DIO is one 8-bit port (channel 0), not per-line SDK channels. The 8 relays are the 8 bits of a single port. The original DigitalOutputLine / DigitalInputLine per-line classes modelled each line as its own SDK channel — broken on this hardware (only line 0 reachable; lines ≥1 → ECODE 7 Invalid Channel). Resolved: replaced by the DigitalOutputPort / DigitalInputPort
DigitalLine port+bitmask model (whole-byte write with a per-port shadow register that merges partial per-line writes; reads surface the raw byte plus one bool per declared line). Bench harness + test_dt9806_do.py migrated.

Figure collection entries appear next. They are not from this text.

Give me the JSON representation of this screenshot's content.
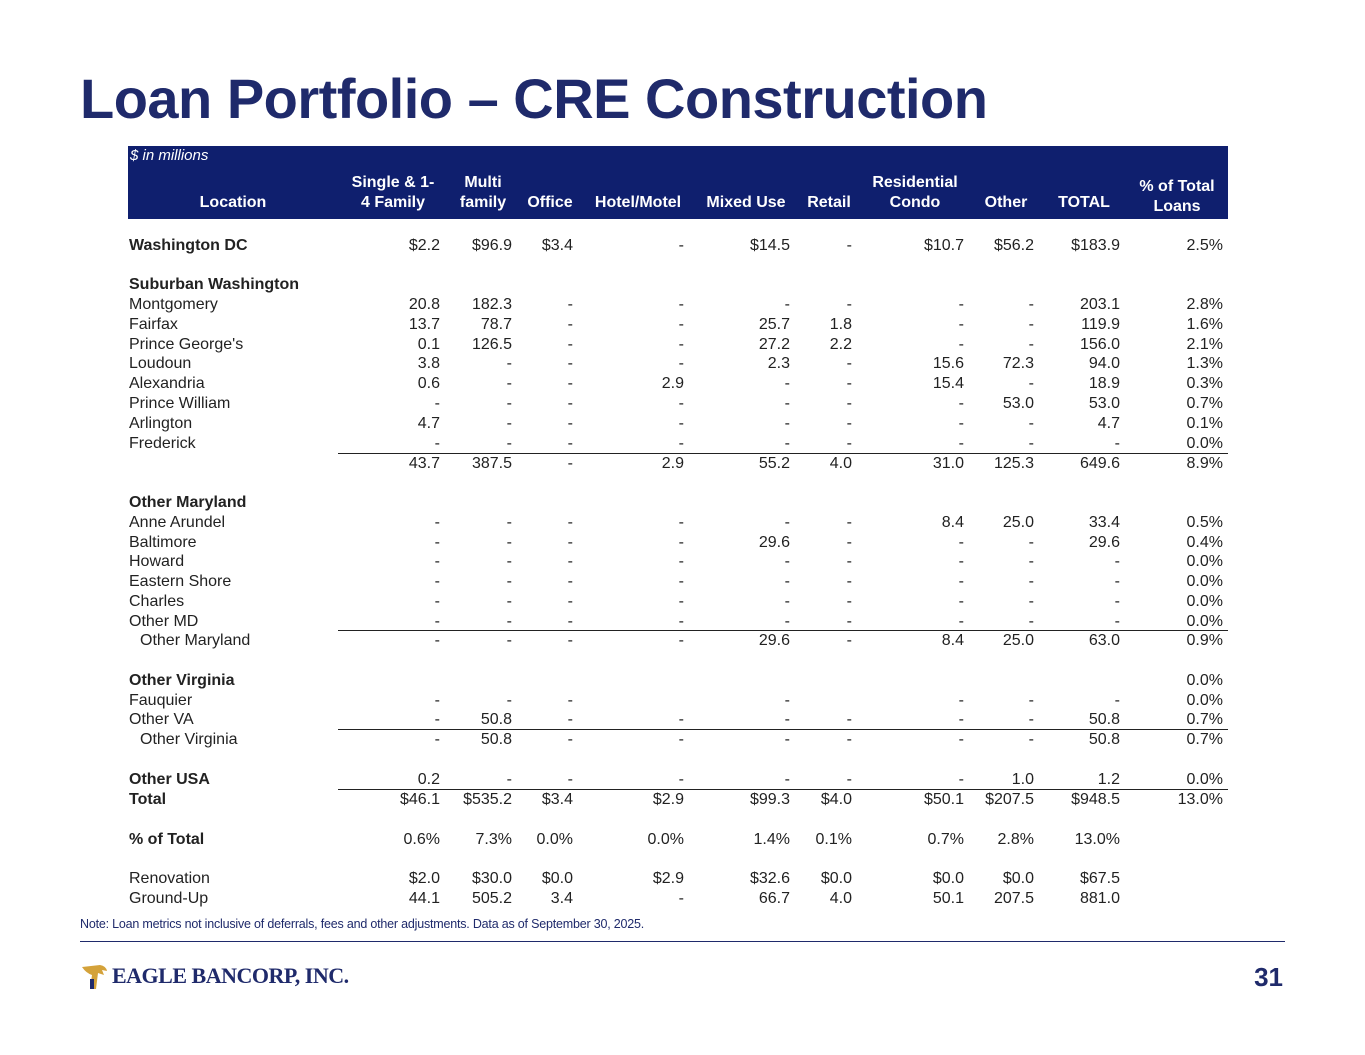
{
  "title": "Loan Portfolio – CRE Construction",
  "table": {
    "units_note": "$ in millions",
    "headers": {
      "location": "Location",
      "single_family": "Single & 1-\n4 Family",
      "multi_family": "Multi\nfamily",
      "office": "Office",
      "hotel": "Hotel/Motel",
      "mixed_use": "Mixed Use",
      "retail": "Retail",
      "res_condo": "Residential\nCondo",
      "other": "Other",
      "total": "TOTAL",
      "pct": "% of Total\nLoans"
    },
    "rows": [
      {
        "label": "Washington DC",
        "style": "bold",
        "v": [
          "$2.2",
          "$96.9",
          "$3.4",
          "-",
          "$14.5",
          "-",
          "$10.7",
          "$56.2",
          "$183.9",
          "2.5%"
        ]
      },
      {
        "label": "Suburban Washington",
        "style": "bold",
        "v": [
          "",
          "",
          "",
          "",
          "",
          "",
          "",
          "",
          "",
          ""
        ]
      },
      {
        "label": "Montgomery",
        "style": "",
        "v": [
          "20.8",
          "182.3",
          "-",
          "-",
          "-",
          "-",
          "-",
          "-",
          "203.1",
          "2.8%"
        ]
      },
      {
        "label": "Fairfax",
        "style": "",
        "v": [
          "13.7",
          "78.7",
          "-",
          "-",
          "25.7",
          "1.8",
          "-",
          "-",
          "119.9",
          "1.6%"
        ]
      },
      {
        "label": "Prince George's",
        "style": "",
        "v": [
          "0.1",
          "126.5",
          "-",
          "-",
          "27.2",
          "2.2",
          "-",
          "-",
          "156.0",
          "2.1%"
        ]
      },
      {
        "label": "Loudoun",
        "style": "",
        "v": [
          "3.8",
          "-",
          "-",
          "-",
          "2.3",
          "-",
          "15.6",
          "72.3",
          "94.0",
          "1.3%"
        ]
      },
      {
        "label": "Alexandria",
        "style": "",
        "v": [
          "0.6",
          "-",
          "-",
          "2.9",
          "-",
          "-",
          "15.4",
          "-",
          "18.9",
          "0.3%"
        ]
      },
      {
        "label": "Prince William",
        "style": "",
        "v": [
          "-",
          "-",
          "-",
          "-",
          "-",
          "-",
          "-",
          "53.0",
          "53.0",
          "0.7%"
        ]
      },
      {
        "label": "Arlington",
        "style": "",
        "v": [
          "4.7",
          "-",
          "-",
          "-",
          "-",
          "-",
          "-",
          "-",
          "4.7",
          "0.1%"
        ]
      },
      {
        "label": "Frederick",
        "style": "",
        "v": [
          "-",
          "-",
          "-",
          "-",
          "-",
          "-",
          "-",
          "-",
          "-",
          "0.0%"
        ]
      },
      {
        "label": "",
        "style": "subtotal",
        "v": [
          "43.7",
          "387.5",
          "-",
          "2.9",
          "55.2",
          "4.0",
          "31.0",
          "125.3",
          "649.6",
          "8.9%"
        ]
      },
      {
        "label": "Other Maryland",
        "style": "bold",
        "v": [
          "",
          "",
          "",
          "",
          "",
          "",
          "",
          "",
          "",
          ""
        ]
      },
      {
        "label": "Anne Arundel",
        "style": "",
        "v": [
          "-",
          "-",
          "-",
          "-",
          "-",
          "-",
          "8.4",
          "25.0",
          "33.4",
          "0.5%"
        ]
      },
      {
        "label": "Baltimore",
        "style": "",
        "v": [
          "-",
          "-",
          "-",
          "-",
          "29.6",
          "-",
          "-",
          "-",
          "29.6",
          "0.4%"
        ]
      },
      {
        "label": "Howard",
        "style": "",
        "v": [
          "-",
          "-",
          "-",
          "-",
          "-",
          "-",
          "-",
          "-",
          "-",
          "0.0%"
        ]
      },
      {
        "label": "Eastern Shore",
        "style": "",
        "v": [
          "-",
          "-",
          "-",
          "-",
          "-",
          "-",
          "-",
          "-",
          "-",
          "0.0%"
        ]
      },
      {
        "label": "Charles",
        "style": "",
        "v": [
          "-",
          "-",
          "-",
          "-",
          "-",
          "-",
          "-",
          "-",
          "-",
          "0.0%"
        ]
      },
      {
        "label": "Other MD",
        "style": "",
        "v": [
          "-",
          "-",
          "-",
          "-",
          "-",
          "-",
          "-",
          "-",
          "-",
          "0.0%"
        ]
      },
      {
        "label": "Other Maryland",
        "style": "subtotal-indent",
        "v": [
          "-",
          "-",
          "-",
          "-",
          "29.6",
          "-",
          "8.4",
          "25.0",
          "63.0",
          "0.9%"
        ]
      },
      {
        "label": "Other Virginia",
        "style": "bold",
        "v": [
          "",
          "",
          "",
          "",
          "",
          "",
          "",
          "",
          "",
          "0.0%"
        ]
      },
      {
        "label": "Fauquier",
        "style": "",
        "v": [
          "-",
          "-",
          "-",
          "",
          "-",
          "",
          "-",
          "-",
          "-",
          "0.0%"
        ]
      },
      {
        "label": "Other VA",
        "style": "",
        "v": [
          "-",
          "50.8",
          "-",
          "-",
          "-",
          "-",
          "-",
          "-",
          "50.8",
          "0.7%"
        ]
      },
      {
        "label": "Other Virginia",
        "style": "subtotal-indent",
        "v": [
          "-",
          "50.8",
          "-",
          "-",
          "-",
          "-",
          "-",
          "-",
          "50.8",
          "0.7%"
        ]
      },
      {
        "label": "Other USA",
        "style": "bold",
        "v": [
          "0.2",
          "-",
          "-",
          "-",
          "-",
          "-",
          "-",
          "1.0",
          "1.2",
          "0.0%"
        ]
      },
      {
        "label": "Total",
        "style": "bold-total",
        "v": [
          "$46.1",
          "$535.2",
          "$3.4",
          "$2.9",
          "$99.3",
          "$4.0",
          "$50.1",
          "$207.5",
          "$948.5",
          "13.0%"
        ]
      },
      {
        "label": "% of Total",
        "style": "bold-pct",
        "v": [
          "0.6%",
          "7.3%",
          "0.0%",
          "0.0%",
          "1.4%",
          "0.1%",
          "0.7%",
          "2.8%",
          "13.0%",
          ""
        ]
      },
      {
        "label": "Renovation",
        "style": "",
        "v": [
          "$2.0",
          "$30.0",
          "$0.0",
          "$2.9",
          "$32.6",
          "$0.0",
          "$0.0",
          "$0.0",
          "$67.5",
          ""
        ]
      },
      {
        "label": "Ground-Up",
        "style": "",
        "v": [
          "44.1",
          "505.2",
          "3.4",
          "-",
          "66.7",
          "4.0",
          "50.1",
          "207.5",
          "881.0",
          ""
        ]
      }
    ]
  },
  "note": "Note: Loan metrics not inclusive of deferrals, fees and other adjustments. Data as of September 30, 2025.",
  "footer": {
    "logo_text": "EAGLE BANCORP, INC.",
    "page_number": "31"
  },
  "colors": {
    "navy": "#1f2a6b",
    "header_bg": "#0f1f6e",
    "logo_gold": "#d4a23a"
  }
}
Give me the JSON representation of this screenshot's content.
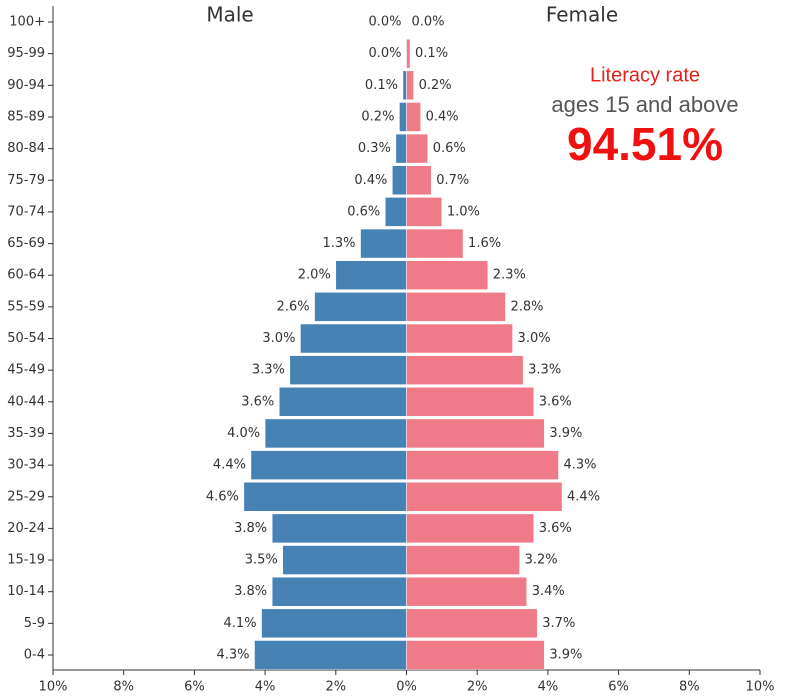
{
  "chart_data": {
    "type": "pyramid",
    "categories": [
      "100+",
      "95-99",
      "90-94",
      "85-89",
      "80-84",
      "75-79",
      "70-74",
      "65-69",
      "60-64",
      "55-59",
      "50-54",
      "45-49",
      "40-44",
      "35-39",
      "30-34",
      "25-29",
      "20-24",
      "15-19",
      "10-14",
      "5-9",
      "0-4"
    ],
    "series": [
      {
        "name": "Male",
        "color": "#4682b4",
        "values": [
          0.0,
          0.0,
          0.1,
          0.2,
          0.3,
          0.4,
          0.6,
          1.3,
          2.0,
          2.6,
          3.0,
          3.3,
          3.6,
          4.0,
          4.4,
          4.6,
          3.8,
          3.5,
          3.8,
          4.1,
          4.3
        ],
        "value_labels": [
          "0.0%",
          "0.0%",
          "0.1%",
          "0.2%",
          "0.3%",
          "0.4%",
          "0.6%",
          "1.3%",
          "2.0%",
          "2.6%",
          "3.0%",
          "3.3%",
          "3.6%",
          "4.0%",
          "4.4%",
          "4.6%",
          "3.8%",
          "3.5%",
          "3.8%",
          "4.1%",
          "4.3%"
        ]
      },
      {
        "name": "Female",
        "color": "#ef7b88",
        "values": [
          0.0,
          0.1,
          0.2,
          0.4,
          0.6,
          0.7,
          1.0,
          1.6,
          2.3,
          2.8,
          3.0,
          3.3,
          3.6,
          3.9,
          4.3,
          4.4,
          3.6,
          3.2,
          3.4,
          3.7,
          3.9
        ],
        "value_labels": [
          "0.0%",
          "0.1%",
          "0.2%",
          "0.4%",
          "0.6%",
          "0.7%",
          "1.0%",
          "1.6%",
          "2.3%",
          "2.8%",
          "3.0%",
          "3.3%",
          "3.6%",
          "3.9%",
          "4.3%",
          "4.4%",
          "3.6%",
          "3.2%",
          "3.4%",
          "3.7%",
          "3.9%"
        ]
      }
    ],
    "xlim": [
      -10,
      10
    ],
    "xticks": [
      {
        "value": -10,
        "label": "10%"
      },
      {
        "value": -8,
        "label": "8%"
      },
      {
        "value": -6,
        "label": "6%"
      },
      {
        "value": -4,
        "label": "4%"
      },
      {
        "value": -2,
        "label": "2%"
      },
      {
        "value": 0,
        "label": "0%"
      },
      {
        "value": 2,
        "label": "2%"
      },
      {
        "value": 4,
        "label": "4%"
      },
      {
        "value": 6,
        "label": "6%"
      },
      {
        "value": 8,
        "label": "8%"
      },
      {
        "value": 10,
        "label": "10%"
      }
    ],
    "annotations": [
      "Literacy rate",
      "ages 15 and above",
      "94.51%"
    ]
  }
}
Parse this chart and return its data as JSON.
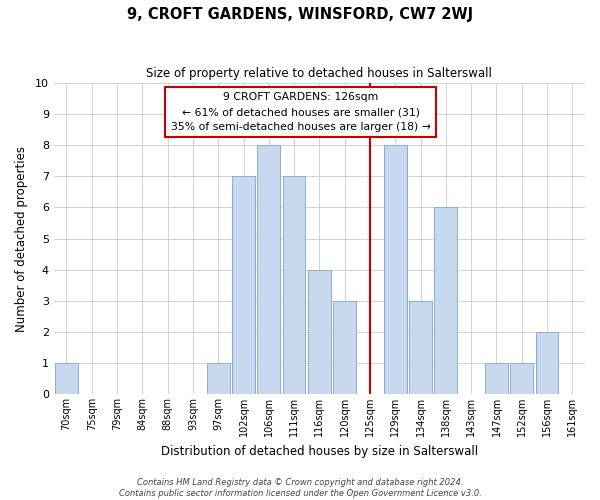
{
  "title": "9, CROFT GARDENS, WINSFORD, CW7 2WJ",
  "subtitle": "Size of property relative to detached houses in Salterswall",
  "xlabel": "Distribution of detached houses by size in Salterswall",
  "ylabel": "Number of detached properties",
  "bar_labels": [
    "70sqm",
    "75sqm",
    "79sqm",
    "84sqm",
    "88sqm",
    "93sqm",
    "97sqm",
    "102sqm",
    "106sqm",
    "111sqm",
    "116sqm",
    "120sqm",
    "125sqm",
    "129sqm",
    "134sqm",
    "138sqm",
    "143sqm",
    "147sqm",
    "152sqm",
    "156sqm",
    "161sqm"
  ],
  "bar_values": [
    1,
    0,
    0,
    0,
    0,
    0,
    1,
    7,
    8,
    7,
    4,
    3,
    0,
    8,
    3,
    6,
    0,
    1,
    1,
    2,
    0
  ],
  "bar_color": "#c8d8ef",
  "bar_edge_color": "#8aafd4",
  "vline_x_index": 12,
  "vline_color": "#cc0000",
  "ylim": [
    0,
    10
  ],
  "yticks": [
    0,
    1,
    2,
    3,
    4,
    5,
    6,
    7,
    8,
    9,
    10
  ],
  "annotation_title": "9 CROFT GARDENS: 126sqm",
  "annotation_line1": "← 61% of detached houses are smaller (31)",
  "annotation_line2": "35% of semi-detached houses are larger (18) →",
  "annotation_box_color": "#ffffff",
  "annotation_box_edge": "#cc0000",
  "footer1": "Contains HM Land Registry data © Crown copyright and database right 2024.",
  "footer2": "Contains public sector information licensed under the Open Government Licence v3.0.",
  "background_color": "#ffffff",
  "grid_color": "#cccccc"
}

Single-value AnalogInputVoltage.poll() returned the raw code, not volts. code_to_volts was applied only on the thermocouple path. Resolved via a shared _code_to_volts helper in DtolSession._read_all_channels (converts at the gain the code was read at); bench-verified (poll matches the SDK oracle).

Outstanding / notes¶

test_ao0_to_ai0_loopback_recovers_value defaults its AI channel to single-ended, so on a bare jumper it carries the common-mode offset and can exceed its 0.10 V tolerance. Pass it reliably with a differential AI config or by commoning AO-return ↔ AI-LLGND. Not a code bug.
Not run: per-line DIN input mapping for lines 1–7 (only DIN0 proven; the other input pins were occupied — close it with a DOUT0–7→DIN0–7 bus + pattern), the DT9806 same-board AO→AI single-ended offset diagnosis.